前記結晶性Ａ２－７３が、フマル酸塩である、請求項４５に記載の方法。
前記結晶性Ａ２－７３が、フマル酸塩である、請求項４５に記載の方法。
前記剤形が、延長放出性経皮パッチであり、前記結晶性Ａ２－７３が、経皮パッチを使用して局所投与される、請求項４５に記載の方法。
経皮パッチが、毎週交換される、請求項４９に記載の方法。
前記経皮パッチが、前記対象の血液中のＡ２－７３のレベルを、約５ｎｇ／ｍｌ～約１５ｎｇ／ｍｌの範囲に維持し、特に、約１０ｎｇ／ｍｌが維持される、請求項４９に記載の方法。
前記剤形が、腸溶性コーティング経口剤形であり、前記結晶性Ａ２－７３が、前記腸溶性コーティング経口剤形を使用して経口投与される、請求項４５に記載の方法。
アルツハイマー病の治療を、それを必要とする対象において行う方法であって、治療有効量の、Ａ２－７３遊離塩基およびＡ２－７３塩から選択されるＡ２－７３の結晶形態を含む剤形を投与することを含む、方法。

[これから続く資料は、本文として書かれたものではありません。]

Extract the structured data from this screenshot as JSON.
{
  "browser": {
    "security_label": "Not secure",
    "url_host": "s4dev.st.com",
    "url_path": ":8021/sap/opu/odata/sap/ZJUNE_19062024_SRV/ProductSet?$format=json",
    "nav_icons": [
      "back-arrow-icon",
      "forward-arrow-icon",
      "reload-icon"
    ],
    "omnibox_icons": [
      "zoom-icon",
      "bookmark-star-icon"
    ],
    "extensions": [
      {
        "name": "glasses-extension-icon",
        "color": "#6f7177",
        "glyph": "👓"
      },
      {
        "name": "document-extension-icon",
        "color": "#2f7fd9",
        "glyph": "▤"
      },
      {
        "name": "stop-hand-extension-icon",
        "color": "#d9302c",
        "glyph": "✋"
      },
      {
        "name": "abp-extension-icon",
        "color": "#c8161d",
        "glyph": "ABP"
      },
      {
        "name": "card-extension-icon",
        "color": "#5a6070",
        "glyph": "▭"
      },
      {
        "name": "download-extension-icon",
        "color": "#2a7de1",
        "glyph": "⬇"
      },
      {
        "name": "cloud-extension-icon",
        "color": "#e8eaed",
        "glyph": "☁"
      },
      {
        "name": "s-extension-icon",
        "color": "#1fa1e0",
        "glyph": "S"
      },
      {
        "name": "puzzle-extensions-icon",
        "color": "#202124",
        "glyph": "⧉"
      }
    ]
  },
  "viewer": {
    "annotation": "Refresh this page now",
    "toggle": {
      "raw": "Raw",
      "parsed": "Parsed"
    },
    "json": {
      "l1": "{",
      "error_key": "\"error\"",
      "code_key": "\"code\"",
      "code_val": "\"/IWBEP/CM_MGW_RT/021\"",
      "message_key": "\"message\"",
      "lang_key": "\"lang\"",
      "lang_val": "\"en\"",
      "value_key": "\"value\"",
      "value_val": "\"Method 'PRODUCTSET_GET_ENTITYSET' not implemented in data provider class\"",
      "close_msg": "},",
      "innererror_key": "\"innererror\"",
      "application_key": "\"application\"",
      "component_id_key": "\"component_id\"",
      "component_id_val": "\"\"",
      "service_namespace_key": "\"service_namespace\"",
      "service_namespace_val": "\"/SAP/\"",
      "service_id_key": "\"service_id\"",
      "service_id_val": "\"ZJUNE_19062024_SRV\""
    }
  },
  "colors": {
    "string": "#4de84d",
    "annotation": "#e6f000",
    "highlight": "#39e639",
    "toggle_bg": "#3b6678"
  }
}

進行性認知症の治療を、それを必要とする対象において行う方法であって、治療有効量の、Ａ２－７３遊離塩基およびＡ２－７３塩から選択されるＡ２－７３の結晶形態を含む剤形を投与することを含む、方法。
神経変性疾患の治療を、それを必要とする対象において行う方法であって、Ａ２－７３遊離塩基およびＡ２－７３塩から選択される抗神経変性有効量の結晶性Ａ２－７３を前記対象に投与することを含む、方法。

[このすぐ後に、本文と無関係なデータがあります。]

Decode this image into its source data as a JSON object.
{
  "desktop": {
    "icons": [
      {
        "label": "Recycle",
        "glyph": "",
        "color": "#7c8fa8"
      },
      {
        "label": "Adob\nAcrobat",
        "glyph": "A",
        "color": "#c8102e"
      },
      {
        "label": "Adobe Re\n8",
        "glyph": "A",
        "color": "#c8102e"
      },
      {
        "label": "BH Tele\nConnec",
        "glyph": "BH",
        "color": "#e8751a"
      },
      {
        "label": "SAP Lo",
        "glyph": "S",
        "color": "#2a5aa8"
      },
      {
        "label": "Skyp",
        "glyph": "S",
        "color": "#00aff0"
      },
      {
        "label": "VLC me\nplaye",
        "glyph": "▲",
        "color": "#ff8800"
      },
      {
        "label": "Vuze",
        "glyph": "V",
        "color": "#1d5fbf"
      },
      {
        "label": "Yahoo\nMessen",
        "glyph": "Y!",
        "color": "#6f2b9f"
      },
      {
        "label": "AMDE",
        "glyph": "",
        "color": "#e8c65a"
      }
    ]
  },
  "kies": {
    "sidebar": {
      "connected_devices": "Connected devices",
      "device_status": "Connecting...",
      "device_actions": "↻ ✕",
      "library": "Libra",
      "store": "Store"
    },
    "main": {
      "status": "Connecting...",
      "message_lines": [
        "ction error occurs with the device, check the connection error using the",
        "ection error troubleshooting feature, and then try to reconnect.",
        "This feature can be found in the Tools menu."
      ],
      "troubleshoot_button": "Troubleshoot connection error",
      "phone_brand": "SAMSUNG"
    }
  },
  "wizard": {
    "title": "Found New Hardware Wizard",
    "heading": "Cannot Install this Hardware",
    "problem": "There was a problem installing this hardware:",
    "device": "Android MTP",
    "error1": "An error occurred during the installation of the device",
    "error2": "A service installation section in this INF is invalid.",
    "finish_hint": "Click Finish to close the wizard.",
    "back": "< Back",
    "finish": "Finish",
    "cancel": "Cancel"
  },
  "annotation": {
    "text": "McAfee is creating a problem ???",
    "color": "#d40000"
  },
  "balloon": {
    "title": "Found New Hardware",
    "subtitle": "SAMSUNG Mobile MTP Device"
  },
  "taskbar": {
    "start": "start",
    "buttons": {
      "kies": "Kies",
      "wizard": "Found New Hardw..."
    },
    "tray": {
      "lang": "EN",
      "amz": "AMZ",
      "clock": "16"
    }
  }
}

前記変性疾患が、アルツハイマー病、パーキンソン病、プリオン病、ハンチントン病、筋萎縮性側索硬化症などの運動ニューロン病（ＭＮＤ）、脊髄小脳失調症（ＳＣＡ）、および脊髄筋萎縮症（ＳＭＡ）から選択される、請求項５２に記載の方法。
前記抗神経変性有効量のＡ２－７３が、約０．５ｍｇ／日～約１００ｍｇ／日である、請求項５２に記載の方法。

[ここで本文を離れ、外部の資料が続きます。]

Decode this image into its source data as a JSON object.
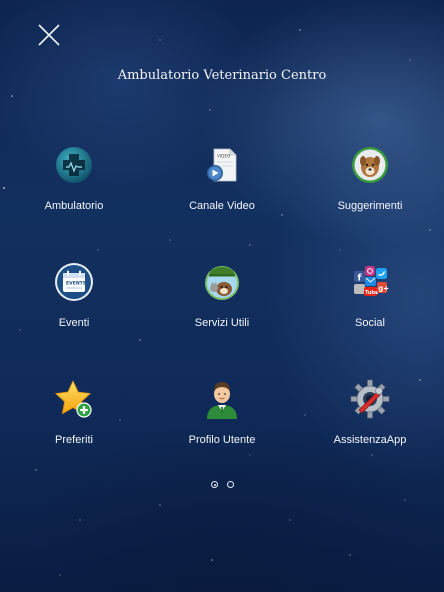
{
  "header": {
    "title": "Ambulatorio Veterinario Centro",
    "close_icon": "close-icon"
  },
  "menu": {
    "items": [
      {
        "label": "Ambulatorio",
        "icon": "medical-cross-icon"
      },
      {
        "label": "Canale Video",
        "icon": "video-file-icon"
      },
      {
        "label": "Suggerimenti",
        "icon": "dog-icon"
      },
      {
        "label": "Eventi",
        "icon": "calendar-events-icon"
      },
      {
        "label": "Servizi Utili",
        "icon": "services-cat-dog-icon"
      },
      {
        "label": "Social",
        "icon": "social-networks-icon"
      },
      {
        "label": "Preferiti",
        "icon": "star-add-icon"
      },
      {
        "label": "Profilo Utente",
        "icon": "user-profile-icon"
      },
      {
        "label": "AssistenzaApp",
        "icon": "gear-tools-icon"
      }
    ]
  },
  "pager": {
    "pages": 2,
    "current": 1
  },
  "colors": {
    "background": "#12305f",
    "text": "#f4f6fa"
  }
}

前記抗神経変性有効量のＡ２－７３が、約１～約６０ｍｇ／日である、請求項５２に記載の方法。
前記抗神経変性有効量のＡ２－７３が、約２０～約５０ｍｇ／日である、請求項５２に記載の方法。
前記抗神経変性有効量のＡ２－７３が、約２０～約３０ｍｇ／日である、請求項５２に記載の方法。
前記抗神経変性有効量のＡ２－７３が、約１５～約２５ｍｇ／日である、請求項５２に記載の方法。
前記抗神経変性有効量のＡ２－７３が、約１０ｎｇ／ｍｌ、約１２ｎｇ／ｍｌ、約Ａ２－７３の血液レベルを提供する、請求項５２に記載の方法。